Safety and compliance create structural tension with agile's flexibility
For regulated CPS (medical devices, automotive, aerospace), agile's iterative ethos conflicts with the documentation and traceability requirements of regulatory frameworks. Large enterprises respond with hybrid models; startups in these domains often lack the knowledge to navigate the tension at all.
Startups use agile unconsciously; enterprises use it structurally
A defining difference the study surfaces: startups tend to organise their agile approaches unstructured, applying practices where immediately needed. Established firms apply agility in a stricter, more deliberate way, using it as a defined layer within a broader governance model. Neither is uniformly superior; the fit depends on CPS level and org context.
Core finding 3
Despite the differences, all three converge on adaptability and Scrum
Across all organisation types, the primary motivation for adopting agile was the same: the need to absorb evolving requirements and hardware uncertainty. Scrum was the dominant framework regardless of company size.
Primary Motivation: Adaptability
Motivation for adopting agile practices (%)
Common Framework: Scrum
% of cases per organisation type mentioning Scrum
% of cases per organisation type mentioning Scrum
Implications
Advice for Startups and SMEs in agile CPS development
There is no "one-size-fits-all" agile method.
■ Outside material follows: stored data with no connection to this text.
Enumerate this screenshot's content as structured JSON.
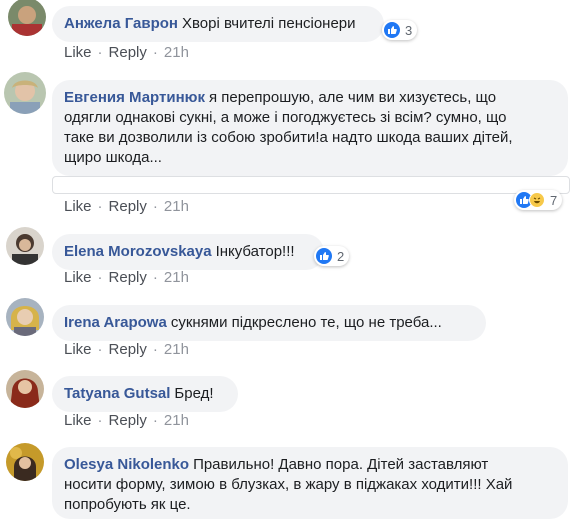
{
  "comments": [
    {
      "name": "Анжела Гаврон",
      "text": "Хворі вчителі пенсіонери",
      "reactions": "3"
    },
    {
      "name": "Евгения Мартинюк",
      "text_lines": [
        "я перепрошую, але чим ви хизуєтесь, що",
        "одягли однакові сукні, а може і погоджуєтесь зі всім? сумно, що",
        "таке ви дозволили із собою зробити!а надто шкода ваших дітей,",
        "щиро шкода..."
      ],
      "reactions": "7"
    },
    {
      "name": "Elena Morozovskaya",
      "text": "Інкубатор!!!",
      "reactions": "2"
    },
    {
      "name": "Irena Arapowa",
      "text": "сукнями підкреслено те, що не треба..."
    },
    {
      "name": "Tatyana Gutsal",
      "text": "Бред!"
    },
    {
      "name": "Olesya Nikolenko",
      "text_lines": [
        "Правильно! Давно пора. Дітей заставляют",
        "носити форму, зимою в блузках, в жару в піджаках ходити!!! Хай",
        "попробують як це."
      ]
    }
  ],
  "actions": {
    "like": "Like",
    "reply": "Reply",
    "time": "21h",
    "separator": "·"
  },
  "icons": {
    "like": "thumbs-up-icon",
    "haha": "laughing-face-icon"
  },
  "colors": {
    "name": "#385898",
    "bubble": "#f2f3f5",
    "like": "#2078f4"
  }
}
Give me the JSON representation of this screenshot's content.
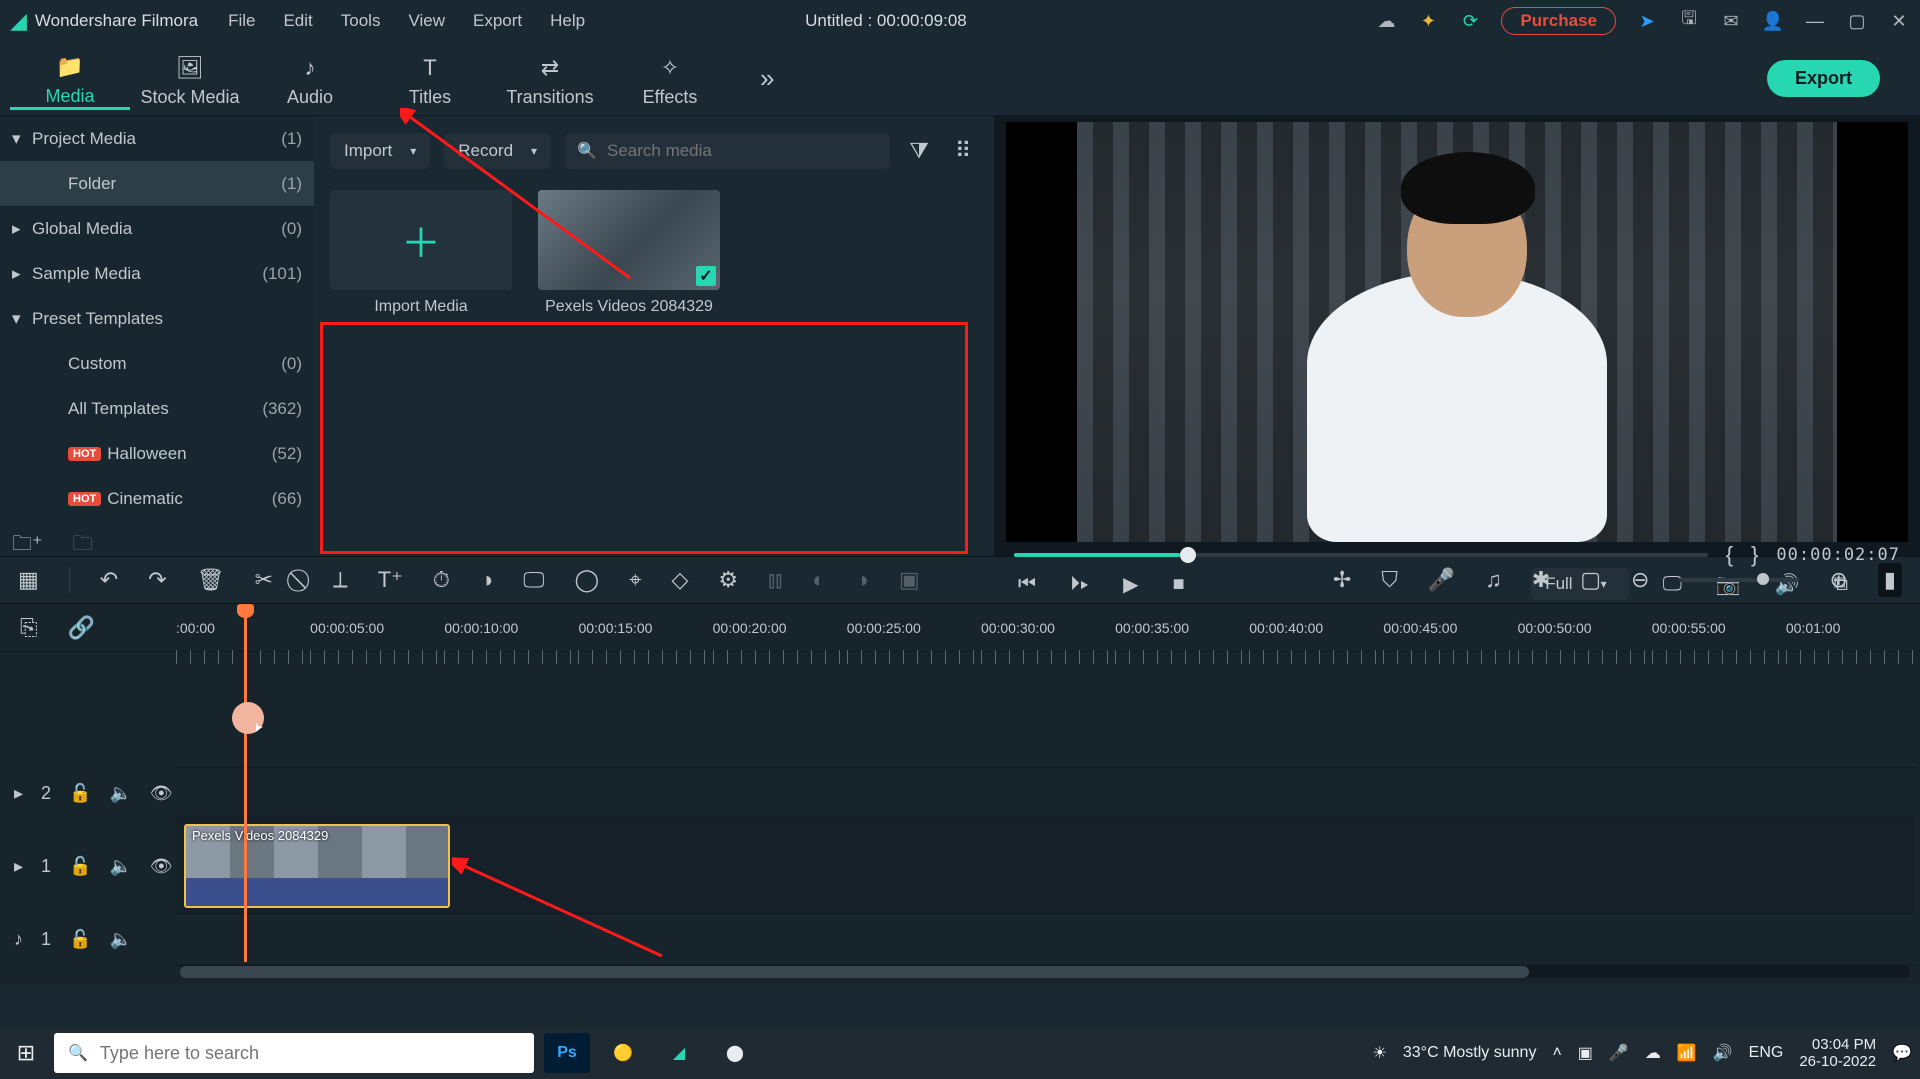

Practices must adapt to context.
Speed through openness and partnerships
Leverage open-source hardware and software components for quick prototyping. Partner with established firms integrated into the CPS infrastructure or ecosystem. Gain rapid market feedback with MVPs.
Agility within structure
Enable rapid MVP delivery through agile, scalable system architectures. Incorporate agility within structured, high-level planning and governance.
Outlook
Future research in domain-specific CPS ecosystems and agile metrics
Deepen research in CPS ecosystems
Build reusable ecosystem blueprints that bridge the subsystem-to-SoS gap.
Define clear metrics for agile success
Move from anecdotal evidence to quantifiable agile performance data.